Jesus’ openness to John, to the prophetic tradition, to a repentant and suffering Israel is impossible to understand apart from his openness and responsiveness to the calling of God the Father and the gifts of God the Spirit. “All righteousness” signals deep coherence between Jesus’ ministry and aims. For in the economy of the Triune God, medium and message are interchangeable. The way of redemption coheres with redemption itself. Means are not separated from ends.
Which brings us back to our current political economy, and the ways in which we are caught up in the story of capital, pitting our interests against those of others, funding the instrumentalization of our neighbors and neighborhood. These economic forces carry the weight of inevitability, flood waters that rise around us regardless of what we do. But there are other ways to be in the world, and opportunities for us to join in the work of God’s Spirit in bearing witness to them.

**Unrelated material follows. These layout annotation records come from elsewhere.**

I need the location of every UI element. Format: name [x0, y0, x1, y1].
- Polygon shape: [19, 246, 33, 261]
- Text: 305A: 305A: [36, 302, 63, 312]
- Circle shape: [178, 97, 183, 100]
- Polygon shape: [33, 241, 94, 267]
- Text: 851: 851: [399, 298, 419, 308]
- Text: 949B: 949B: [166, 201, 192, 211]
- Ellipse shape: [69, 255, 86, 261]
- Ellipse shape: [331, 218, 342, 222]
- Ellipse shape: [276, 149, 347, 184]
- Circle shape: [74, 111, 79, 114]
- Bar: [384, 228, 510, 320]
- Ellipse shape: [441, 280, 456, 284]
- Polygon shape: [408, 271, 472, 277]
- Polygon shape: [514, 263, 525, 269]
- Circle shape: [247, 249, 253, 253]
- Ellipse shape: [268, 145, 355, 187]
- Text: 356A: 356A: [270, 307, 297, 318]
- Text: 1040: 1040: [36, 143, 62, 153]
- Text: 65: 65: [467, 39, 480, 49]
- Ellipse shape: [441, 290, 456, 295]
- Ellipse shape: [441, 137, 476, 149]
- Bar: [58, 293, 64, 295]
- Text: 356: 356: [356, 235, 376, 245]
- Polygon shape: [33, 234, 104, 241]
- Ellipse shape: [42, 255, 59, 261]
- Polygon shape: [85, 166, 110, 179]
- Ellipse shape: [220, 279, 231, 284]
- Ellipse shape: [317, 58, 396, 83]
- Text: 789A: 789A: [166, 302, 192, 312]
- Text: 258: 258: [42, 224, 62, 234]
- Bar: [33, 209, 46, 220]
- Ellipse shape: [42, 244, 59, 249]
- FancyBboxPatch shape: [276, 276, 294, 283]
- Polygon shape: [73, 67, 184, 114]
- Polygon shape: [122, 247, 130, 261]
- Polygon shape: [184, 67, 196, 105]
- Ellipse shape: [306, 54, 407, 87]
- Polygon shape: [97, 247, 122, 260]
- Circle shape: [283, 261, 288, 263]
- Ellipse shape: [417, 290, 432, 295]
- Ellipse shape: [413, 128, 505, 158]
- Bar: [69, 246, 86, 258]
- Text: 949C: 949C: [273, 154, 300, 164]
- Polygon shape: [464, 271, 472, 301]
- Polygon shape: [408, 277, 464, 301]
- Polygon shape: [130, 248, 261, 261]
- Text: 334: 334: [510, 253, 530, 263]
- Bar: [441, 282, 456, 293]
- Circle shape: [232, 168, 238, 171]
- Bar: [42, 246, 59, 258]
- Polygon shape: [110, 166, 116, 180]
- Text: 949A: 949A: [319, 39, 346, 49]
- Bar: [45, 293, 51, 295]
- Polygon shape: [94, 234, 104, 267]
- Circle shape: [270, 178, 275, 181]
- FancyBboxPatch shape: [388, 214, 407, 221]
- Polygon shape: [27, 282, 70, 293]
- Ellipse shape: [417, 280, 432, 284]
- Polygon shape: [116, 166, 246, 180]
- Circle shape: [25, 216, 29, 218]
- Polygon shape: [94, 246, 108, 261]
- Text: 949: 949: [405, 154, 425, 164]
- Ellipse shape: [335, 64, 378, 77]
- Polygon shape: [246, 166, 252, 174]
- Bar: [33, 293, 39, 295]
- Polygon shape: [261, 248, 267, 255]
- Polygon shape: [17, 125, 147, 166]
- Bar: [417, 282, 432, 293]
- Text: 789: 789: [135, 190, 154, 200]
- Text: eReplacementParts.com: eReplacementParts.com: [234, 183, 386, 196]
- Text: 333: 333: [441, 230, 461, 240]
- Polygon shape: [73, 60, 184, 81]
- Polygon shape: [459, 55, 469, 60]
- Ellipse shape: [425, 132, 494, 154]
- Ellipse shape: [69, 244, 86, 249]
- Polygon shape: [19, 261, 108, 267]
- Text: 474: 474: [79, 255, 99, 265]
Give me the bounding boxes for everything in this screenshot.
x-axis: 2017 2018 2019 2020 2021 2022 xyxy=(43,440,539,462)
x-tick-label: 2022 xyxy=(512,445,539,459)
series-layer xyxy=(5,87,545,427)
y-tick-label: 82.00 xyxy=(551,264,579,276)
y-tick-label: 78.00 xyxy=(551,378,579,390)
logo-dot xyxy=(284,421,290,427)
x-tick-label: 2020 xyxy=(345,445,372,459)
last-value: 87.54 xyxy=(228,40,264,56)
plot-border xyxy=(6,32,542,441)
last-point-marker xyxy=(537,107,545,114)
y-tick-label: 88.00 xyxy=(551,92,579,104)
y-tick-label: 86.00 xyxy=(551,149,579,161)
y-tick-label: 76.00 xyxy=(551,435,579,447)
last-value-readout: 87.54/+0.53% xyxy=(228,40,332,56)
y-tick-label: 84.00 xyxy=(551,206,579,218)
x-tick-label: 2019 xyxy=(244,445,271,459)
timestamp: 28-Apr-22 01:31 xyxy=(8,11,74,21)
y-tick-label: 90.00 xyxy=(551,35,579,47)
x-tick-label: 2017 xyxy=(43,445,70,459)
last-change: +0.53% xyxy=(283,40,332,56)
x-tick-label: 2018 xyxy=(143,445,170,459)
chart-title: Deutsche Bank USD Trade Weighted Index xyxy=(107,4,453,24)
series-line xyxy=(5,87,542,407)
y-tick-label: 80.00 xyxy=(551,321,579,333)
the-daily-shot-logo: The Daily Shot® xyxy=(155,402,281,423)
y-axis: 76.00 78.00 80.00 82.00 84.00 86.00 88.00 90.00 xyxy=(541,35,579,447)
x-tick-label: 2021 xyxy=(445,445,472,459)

A few years ago, an art exhibit above a trendy bar in East Liberty proclaimed “There are Black people in the future.” It appeared with no fanfare or public announcement, and it immediately became a source of controversy, offering a different story than the conventional narrative of “renewal.” More recently, several congregations and activists organized against a development that would have built luxury lofts at the cost of affordable housing. In a small, but consistent act of defiance, my neighbor continues to call things by their old place-names, refusing the upscale language for intersections and buildings brought in by marketers and real estate agents. These are small, but not insignificant reminders that we all need a baptism for all righteousness, one in which we can place ourselves within traditions of resistance and in relationships of mutuality and reciprocity, where we might receive and be compelled by the spirit of Jesus rather than capital.